Die entstandenen Lücken betrachten 77 Prozent der Lehrer als die größte pädagogische Herausforderung. Man müsse sich vom Gedanken verabschieden, dass man das Versäumte komplett aufholen könne, sagt VBE-Landeschef Brand.
Brand betonte, sein Verband halte die Öffnungen "sowohl aus pädagogischen als auch aus gesellschaftlichen Gründen für notwendig". Jedoch fordere er eine weitgehende Maskenpflicht auch im Unterricht sowie Plexiglasscheiben an Lehrerpulten.
71 Prozent der Befragten würden gerne regelmäßig und freiwillig auf das Virus getestet werden. 37 Prozent gaben an, dass die Lehrer selbst die Räume putzen müssten. "Zu allen Belastungen obendrauf bekommen die Lehrkräfte also auch noch den Putzeimer in die Hand gedrückt!", kritisiert Brand.

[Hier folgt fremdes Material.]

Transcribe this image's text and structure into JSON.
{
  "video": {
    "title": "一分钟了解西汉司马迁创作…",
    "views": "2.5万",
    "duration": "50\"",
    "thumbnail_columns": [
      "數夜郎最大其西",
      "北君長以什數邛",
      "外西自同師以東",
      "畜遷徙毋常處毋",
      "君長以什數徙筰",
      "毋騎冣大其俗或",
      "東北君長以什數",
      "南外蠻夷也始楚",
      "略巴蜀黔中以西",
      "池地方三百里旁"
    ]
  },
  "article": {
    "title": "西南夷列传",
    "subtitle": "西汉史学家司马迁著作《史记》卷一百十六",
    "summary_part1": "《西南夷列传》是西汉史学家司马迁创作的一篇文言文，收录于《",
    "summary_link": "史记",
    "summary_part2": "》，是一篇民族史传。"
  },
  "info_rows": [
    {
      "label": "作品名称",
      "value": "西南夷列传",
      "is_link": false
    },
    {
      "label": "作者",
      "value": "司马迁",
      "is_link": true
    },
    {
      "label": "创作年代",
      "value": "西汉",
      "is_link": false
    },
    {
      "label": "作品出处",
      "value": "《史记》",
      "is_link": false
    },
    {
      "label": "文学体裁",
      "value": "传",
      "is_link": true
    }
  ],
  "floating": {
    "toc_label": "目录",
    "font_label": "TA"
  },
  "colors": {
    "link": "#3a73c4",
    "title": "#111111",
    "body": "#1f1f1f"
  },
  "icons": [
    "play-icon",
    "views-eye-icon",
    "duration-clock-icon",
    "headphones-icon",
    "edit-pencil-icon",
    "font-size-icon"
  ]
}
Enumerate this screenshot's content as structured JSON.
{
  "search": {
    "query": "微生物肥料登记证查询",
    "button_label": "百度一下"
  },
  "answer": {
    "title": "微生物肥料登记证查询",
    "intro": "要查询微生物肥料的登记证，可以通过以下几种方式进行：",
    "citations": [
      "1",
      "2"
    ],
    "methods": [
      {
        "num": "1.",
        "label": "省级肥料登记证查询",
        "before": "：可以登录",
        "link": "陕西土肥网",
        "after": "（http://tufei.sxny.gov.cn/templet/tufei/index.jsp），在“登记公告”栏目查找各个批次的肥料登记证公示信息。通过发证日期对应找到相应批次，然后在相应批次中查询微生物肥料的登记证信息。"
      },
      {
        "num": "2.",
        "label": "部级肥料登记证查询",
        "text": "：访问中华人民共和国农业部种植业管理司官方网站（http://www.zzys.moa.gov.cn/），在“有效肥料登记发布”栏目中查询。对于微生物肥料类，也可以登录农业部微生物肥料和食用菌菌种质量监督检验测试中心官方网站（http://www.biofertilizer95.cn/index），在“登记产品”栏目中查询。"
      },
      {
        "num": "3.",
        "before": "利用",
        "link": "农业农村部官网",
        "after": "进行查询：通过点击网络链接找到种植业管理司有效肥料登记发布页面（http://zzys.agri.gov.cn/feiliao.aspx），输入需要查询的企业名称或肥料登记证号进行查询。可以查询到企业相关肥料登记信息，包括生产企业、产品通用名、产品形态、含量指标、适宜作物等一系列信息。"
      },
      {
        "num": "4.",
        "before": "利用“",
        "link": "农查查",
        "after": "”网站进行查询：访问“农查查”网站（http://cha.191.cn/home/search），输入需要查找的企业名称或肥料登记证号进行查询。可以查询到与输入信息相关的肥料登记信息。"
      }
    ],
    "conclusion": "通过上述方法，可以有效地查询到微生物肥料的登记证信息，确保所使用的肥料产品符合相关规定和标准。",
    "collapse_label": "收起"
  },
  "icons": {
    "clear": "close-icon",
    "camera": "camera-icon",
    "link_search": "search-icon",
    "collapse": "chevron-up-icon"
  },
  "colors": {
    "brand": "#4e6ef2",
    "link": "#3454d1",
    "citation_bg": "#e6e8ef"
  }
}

Rund 40 Prozent fordern eine bessere digitale Ausstattung von Schülern wie Lehrern – das formulieren die Lehrkräfte als dringlichste Erwartung an das Kultusministerium. Die Ausstattung mit digitalen Endgeräten wird auch als erstes auf die Frage genannt, was die Lehrer am stärksten entlasten würde. Das Land will 300.000 Laptops und Tablets anschaffen – aber nur im Einzelfall für Lehrer, kritisiert Brand. Es könne nicht sein, dass Lehrer ihre privaten Geräte nutzen müssten.
Im Kultusministerium liest man die Ergebnisse der Umfrage in erster Linie positiv. Sie zeige "eine insgesamt hohe Zustimmung zur Schulpolitik in der Corona-Krise und zu den Plänen für das neue Schuljahr", teilte eine Sprecherin mit. Langfristige Planungen seien schwierig. "Hier ist es für alle Schulpartner wichtig, gemeinsam im Gespräch zu bleiben."